Prime Minister Sir Keir Starmer has been forced into an embarrassing climbdown after expressing his 'delight' at the return to Britain of an Egyptian activist whose historic social media posts have been condemned as 'abhorrent'.
PM's 'Delighted' Welcome Sparks Immediate Backlash
The controversy erupted after Sir Keir publicly welcomed Alaa Abd El-Fattah, a British-Egyptian pro-democracy campaigner who had spent over a decade in Egyptian prisons. The Prime Minister's initial statement, which thanked Egyptian President Abdel Fattah El-Sisi for granting a pardon, was met with swift criticism when historic tweets from El-Fattah's account resurfaced online.
According to reports, Sir Keir and his senior ministers, including Deputy PM David Lammy and Foreign Secretary Yvette Cooper, were unaware of the content of these posts when they celebrated the activist's reunification with his family in the UK. The posts, written predominantly between 2010 and 2011, contained extreme rhetoric advocating violence.

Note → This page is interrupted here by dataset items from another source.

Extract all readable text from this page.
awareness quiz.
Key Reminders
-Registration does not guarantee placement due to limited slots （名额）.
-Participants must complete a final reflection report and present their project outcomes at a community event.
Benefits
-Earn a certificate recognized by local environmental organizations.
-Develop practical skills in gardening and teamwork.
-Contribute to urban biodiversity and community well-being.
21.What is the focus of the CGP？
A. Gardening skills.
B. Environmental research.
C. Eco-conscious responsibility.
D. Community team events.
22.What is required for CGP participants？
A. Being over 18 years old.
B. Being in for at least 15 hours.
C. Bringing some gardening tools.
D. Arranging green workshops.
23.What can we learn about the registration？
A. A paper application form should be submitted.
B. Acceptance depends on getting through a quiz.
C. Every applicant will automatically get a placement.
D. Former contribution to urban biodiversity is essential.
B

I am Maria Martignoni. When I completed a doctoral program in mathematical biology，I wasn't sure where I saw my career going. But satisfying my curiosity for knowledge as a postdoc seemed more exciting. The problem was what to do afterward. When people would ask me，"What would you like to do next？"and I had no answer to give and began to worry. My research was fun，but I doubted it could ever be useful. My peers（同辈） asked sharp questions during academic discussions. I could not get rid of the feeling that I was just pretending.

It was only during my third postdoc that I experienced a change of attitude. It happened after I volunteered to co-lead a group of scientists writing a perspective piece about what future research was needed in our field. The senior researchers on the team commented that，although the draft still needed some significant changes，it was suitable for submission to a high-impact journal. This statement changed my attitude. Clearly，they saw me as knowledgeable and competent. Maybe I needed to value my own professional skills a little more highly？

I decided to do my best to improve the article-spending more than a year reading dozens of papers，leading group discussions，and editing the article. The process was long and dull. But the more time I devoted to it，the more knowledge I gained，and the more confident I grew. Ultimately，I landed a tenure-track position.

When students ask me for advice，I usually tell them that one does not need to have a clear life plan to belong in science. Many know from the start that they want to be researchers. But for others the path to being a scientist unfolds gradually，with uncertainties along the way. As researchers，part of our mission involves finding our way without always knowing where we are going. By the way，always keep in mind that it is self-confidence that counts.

The 'Abhorrent' Social Media Posts in Question
The Foreign Office was compelled to issue a follow-up statement, explicitly condemning the historic tweets. The incendiary posts included calls to 'kill Zionists', with one stating, 'I consider killing any colonialists and especially Zionists heroic, we need to kill more of them.'
Other posts targeted British police, suggesting they 'are not human' and that 'we should just kill them all.' During the 2011 London riots, El-Fattah allegedly urged people to 'go burn the city or Downing Street or hunt police.' Further posts appeared to deny the Holocaust, claiming 'there was no genocide against Jews by the Nazis.'
Political Fallout and Calls for Accountability
The revelation prompted fierce condemnation from the Conservative opposition. Robert Jenrick, the Tory justice spokesman, penned a scathing critique, accusing the Prime Minister of sending a 'grotesque' signal at a time of surging anti-Semitic incidents. In a letter to Sir Keir, Jenrick demanded to know if the government was aware of the posts beforehand and called for an unqualified condemnation.
The Conservatives have even called for El-Fattah to be stripped of his UK citizenship, which was granted in 2022 through his British-born mother. Reform UK leader Nigel Farage also joined the criticism, lambasting the government's handling of the situation.
Campaign Against Antisemitism expressed profound concern, questioning whether the government failed to conduct basic checks or knowingly overlooked the inflammatory statements. A spokesman stated they 'struggle to decide which is more concerning.'
Alaa Abd El-Fattah, 44, became an internationally recognised figure during the Arab Spring. He was most recently imprisoned in December 2021 on charges of spreading false news and was finally pardoned and released in September 2024, arriving in the UK on Boxing Day. He has not publicly commented on the resurfaced tweets.